Phoenix mosque protest is another example of how inequality pollutes police decision-making

Jazmyn Griffin

Hundreds of Arizona citizens gathered this past weekend to protest and mock the Muslim community and teachings in front of the Islamic Community Center of Phoenix. Protesters claimed they made the event in retaliation to the shooting at the recent Muhammad drawing contest held May 3 in Garland,Texas. This wasn’t a typical protest, however, as participants were alerted to bring firearms as a precaution. This left many questioning: Had the religions and races of those carry weapons been any different, would the same soft treatment have been given?

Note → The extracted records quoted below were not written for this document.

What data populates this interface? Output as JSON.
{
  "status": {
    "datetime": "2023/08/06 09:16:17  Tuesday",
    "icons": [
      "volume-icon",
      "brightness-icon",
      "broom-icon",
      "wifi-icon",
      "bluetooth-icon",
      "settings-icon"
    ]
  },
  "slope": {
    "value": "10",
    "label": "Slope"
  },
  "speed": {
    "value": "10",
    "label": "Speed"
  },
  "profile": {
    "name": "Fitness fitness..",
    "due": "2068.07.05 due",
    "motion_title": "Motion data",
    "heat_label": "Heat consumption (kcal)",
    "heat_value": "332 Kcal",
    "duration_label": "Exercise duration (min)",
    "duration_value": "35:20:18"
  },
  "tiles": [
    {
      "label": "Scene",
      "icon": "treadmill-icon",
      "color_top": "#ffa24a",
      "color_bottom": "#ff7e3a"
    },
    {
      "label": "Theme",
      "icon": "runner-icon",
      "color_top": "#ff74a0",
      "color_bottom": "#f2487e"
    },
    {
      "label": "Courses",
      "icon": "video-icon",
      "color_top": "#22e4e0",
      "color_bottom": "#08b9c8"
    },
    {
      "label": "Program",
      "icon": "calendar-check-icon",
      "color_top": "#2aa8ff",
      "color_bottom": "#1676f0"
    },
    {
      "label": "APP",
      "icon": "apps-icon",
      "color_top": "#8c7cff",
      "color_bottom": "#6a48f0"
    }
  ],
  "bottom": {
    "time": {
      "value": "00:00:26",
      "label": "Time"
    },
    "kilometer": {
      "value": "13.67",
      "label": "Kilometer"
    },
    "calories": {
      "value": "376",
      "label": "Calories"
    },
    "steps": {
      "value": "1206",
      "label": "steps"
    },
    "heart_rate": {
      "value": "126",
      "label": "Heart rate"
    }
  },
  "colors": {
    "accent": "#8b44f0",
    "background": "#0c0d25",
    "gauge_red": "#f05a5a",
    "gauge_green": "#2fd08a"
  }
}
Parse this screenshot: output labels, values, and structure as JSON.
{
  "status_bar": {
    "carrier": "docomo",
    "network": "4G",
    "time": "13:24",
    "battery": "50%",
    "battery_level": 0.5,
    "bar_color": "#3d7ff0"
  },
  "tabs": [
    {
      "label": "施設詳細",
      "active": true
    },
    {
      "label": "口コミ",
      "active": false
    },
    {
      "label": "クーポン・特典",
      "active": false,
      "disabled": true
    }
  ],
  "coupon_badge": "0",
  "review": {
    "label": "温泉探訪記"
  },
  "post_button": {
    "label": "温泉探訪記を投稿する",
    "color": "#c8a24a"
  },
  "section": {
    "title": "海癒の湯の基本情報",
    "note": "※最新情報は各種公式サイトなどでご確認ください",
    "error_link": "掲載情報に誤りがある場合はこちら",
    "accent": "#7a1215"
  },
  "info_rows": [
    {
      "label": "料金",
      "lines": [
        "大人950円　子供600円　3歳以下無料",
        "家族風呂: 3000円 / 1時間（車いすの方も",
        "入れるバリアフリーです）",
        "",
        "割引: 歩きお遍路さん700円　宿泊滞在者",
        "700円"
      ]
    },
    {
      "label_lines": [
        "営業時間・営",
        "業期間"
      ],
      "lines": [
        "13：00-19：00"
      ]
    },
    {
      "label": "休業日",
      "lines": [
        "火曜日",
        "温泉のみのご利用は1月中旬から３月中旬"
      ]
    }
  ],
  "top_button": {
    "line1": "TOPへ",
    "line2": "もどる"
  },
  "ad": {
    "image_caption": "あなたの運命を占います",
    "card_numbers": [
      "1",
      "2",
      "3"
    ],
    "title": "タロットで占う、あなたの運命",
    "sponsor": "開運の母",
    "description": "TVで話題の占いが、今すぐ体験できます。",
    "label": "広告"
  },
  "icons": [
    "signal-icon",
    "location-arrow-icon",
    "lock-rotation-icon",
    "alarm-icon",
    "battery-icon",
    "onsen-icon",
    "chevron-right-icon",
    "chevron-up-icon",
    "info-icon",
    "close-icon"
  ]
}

Police responded to the event, which bikers planned, to ensure the protest remained nonviolent. Protesters called for peace in America yet brought deadly weapons to force the message. Despite the anti-Islam protesters’ verbal harassment with violent implications, police made no arrests.

Protesters in cities such as Ferguson and Baltimore were treated much more violently despite the absence of firearms among participants, unlike in Phoenix. In Baltimore, hundreds of protesters were detained and given excessive bail with at least 49 children among those arrested. While the media framed all of Baltimore as chaotic and unruly, several protests were peaceful, yet they met with stronger opposition from police than those who accused members of their community of colluding with foreign terrorists, such as ISIS.

Most Baltimore protesters arguably had a more proximate crisis, but the anti-Muslim bikers posed a greater threat to others than those being threatened despite lack of cause. The disparate treatment between the Phoenix and Baltimore protesters’ groups didn’t correspond with the level of danger present. Somehow, a black child protesting community injustice is more threatening than an armed biker at a hate rally.

While officers may not think of these actions as discriminatory,  in the simplest form, they are. Too often, those belonging to dominant groups get protection or benefit of the doubt while others are framed as dangerous. Even on college campuses, as seen most recently at University of Virginia,  Muslim students and students of color receive excessive punishment and negative treatment from law enforcement. Those harrassed in Phoenix deserved heavy police protection from gunmen, but police did not break up the arms-carrying protesters.

This event only showcases one of many instances of police injustice and unequal treatment rampant in America. Discrimination comes in many forms, law enforcement activity being the most discussed currently. All Americans, regardless of race, religion, gender, class or a number of other factors, deserve the same protection and punishment for their actions. As progressive as this nation becomes, more emphasis should be placed on overall equality.